AI Watch Identifier App

Замовник: AI | Опубліковано: 22.10.2025
Бюджет: 1500 $

I need a polished, production-ready mobile application that recognises wristwatches from photos and returns brand, model, classification, and indicative price. The app must run natively in Java/Kotlin for Android and Swift for iOS, with a modern, vibrant interface that feels consistent across both platforms. Core workflow 1. Image capture or upload, followed by on-device preprocessing to reduce noise and resize before transmission. 2. Secure HTTPS call to my server’s REST endpoint, sending the cleaned image and receiving JSON with the watch’s identity, classification, and price. 3. Display the result with three actionable buttons beneath each watch image: • Reservation • Negotiation • Cancel When a user taps any of these, the username, role (wholesale employee, individual employee, or data entry clerk), date-time stamp, and action taken must be logged for a daily activity report.
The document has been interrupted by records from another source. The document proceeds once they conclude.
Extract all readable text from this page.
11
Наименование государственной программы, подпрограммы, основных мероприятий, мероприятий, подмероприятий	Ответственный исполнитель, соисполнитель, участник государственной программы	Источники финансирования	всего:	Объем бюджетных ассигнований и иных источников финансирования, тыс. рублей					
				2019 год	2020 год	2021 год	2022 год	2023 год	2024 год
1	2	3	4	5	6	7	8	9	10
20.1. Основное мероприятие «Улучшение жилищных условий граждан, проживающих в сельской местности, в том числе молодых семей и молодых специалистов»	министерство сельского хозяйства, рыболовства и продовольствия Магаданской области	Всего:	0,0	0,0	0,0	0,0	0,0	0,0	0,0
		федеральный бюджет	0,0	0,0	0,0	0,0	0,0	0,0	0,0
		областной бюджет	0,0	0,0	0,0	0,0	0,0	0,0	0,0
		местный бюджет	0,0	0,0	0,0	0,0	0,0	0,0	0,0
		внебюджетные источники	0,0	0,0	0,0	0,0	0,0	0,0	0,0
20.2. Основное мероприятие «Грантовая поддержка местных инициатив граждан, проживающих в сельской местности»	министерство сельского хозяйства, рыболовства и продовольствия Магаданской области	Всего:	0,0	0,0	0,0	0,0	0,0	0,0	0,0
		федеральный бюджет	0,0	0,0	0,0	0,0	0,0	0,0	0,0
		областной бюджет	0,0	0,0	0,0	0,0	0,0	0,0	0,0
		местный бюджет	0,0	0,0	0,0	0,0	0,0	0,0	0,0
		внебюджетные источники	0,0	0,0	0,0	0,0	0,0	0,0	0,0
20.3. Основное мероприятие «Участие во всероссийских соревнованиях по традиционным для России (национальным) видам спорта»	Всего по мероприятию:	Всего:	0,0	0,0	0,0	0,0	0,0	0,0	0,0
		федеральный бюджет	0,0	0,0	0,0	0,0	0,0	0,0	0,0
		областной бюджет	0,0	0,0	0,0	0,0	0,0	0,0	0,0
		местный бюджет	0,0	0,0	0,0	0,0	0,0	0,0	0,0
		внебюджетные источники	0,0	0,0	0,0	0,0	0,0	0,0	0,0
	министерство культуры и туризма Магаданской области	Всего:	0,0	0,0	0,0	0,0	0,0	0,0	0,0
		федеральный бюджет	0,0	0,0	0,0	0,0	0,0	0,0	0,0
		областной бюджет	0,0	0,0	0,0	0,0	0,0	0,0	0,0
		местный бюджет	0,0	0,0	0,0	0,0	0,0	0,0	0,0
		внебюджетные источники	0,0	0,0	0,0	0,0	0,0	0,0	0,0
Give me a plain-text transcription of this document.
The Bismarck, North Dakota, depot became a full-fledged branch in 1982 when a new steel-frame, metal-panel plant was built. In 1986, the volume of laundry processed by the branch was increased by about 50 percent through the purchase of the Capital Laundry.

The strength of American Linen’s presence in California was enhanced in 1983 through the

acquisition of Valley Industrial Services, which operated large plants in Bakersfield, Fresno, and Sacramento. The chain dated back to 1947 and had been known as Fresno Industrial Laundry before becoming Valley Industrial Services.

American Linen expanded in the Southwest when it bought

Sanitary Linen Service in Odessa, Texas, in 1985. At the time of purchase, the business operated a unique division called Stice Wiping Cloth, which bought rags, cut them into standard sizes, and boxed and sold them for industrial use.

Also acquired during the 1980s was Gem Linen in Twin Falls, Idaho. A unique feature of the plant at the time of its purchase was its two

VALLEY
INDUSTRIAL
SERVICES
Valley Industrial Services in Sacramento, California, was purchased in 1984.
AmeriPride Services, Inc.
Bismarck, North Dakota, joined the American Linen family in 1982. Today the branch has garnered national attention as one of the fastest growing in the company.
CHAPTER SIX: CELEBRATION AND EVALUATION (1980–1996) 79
User & data features • Username required at sign-up, linked to one of the three authority levels. • Search history stored per account and rendered in a simple list. • Side-by-side comparison screen allowing any two previously identified watches to be reviewed together. • Temporary reservation queue that expires automatically if no further action is taken. Reporting A background job should generate a daily CSV or JSON report summarising every “Reservation”, “Negotiation”, and “Cancel” action with full user metadata and timestamps. This file is emailed to an admin address and also remains downloadable from an admin-only screen inside the app. Deliverables • Full Android Studio and Xcode projects with well-commented code. • API interface module (Retrofit / URLSession) ready to point at my existing server. • Basic server stub or Postman collection for testing endpoints. • UI assets and any design files. • One-round handover session to ensure successful build and store submission. Please let me know your estimated timeline, any relevant native apps you have shipped, and how you plan to tackle the image recognition preprocessing.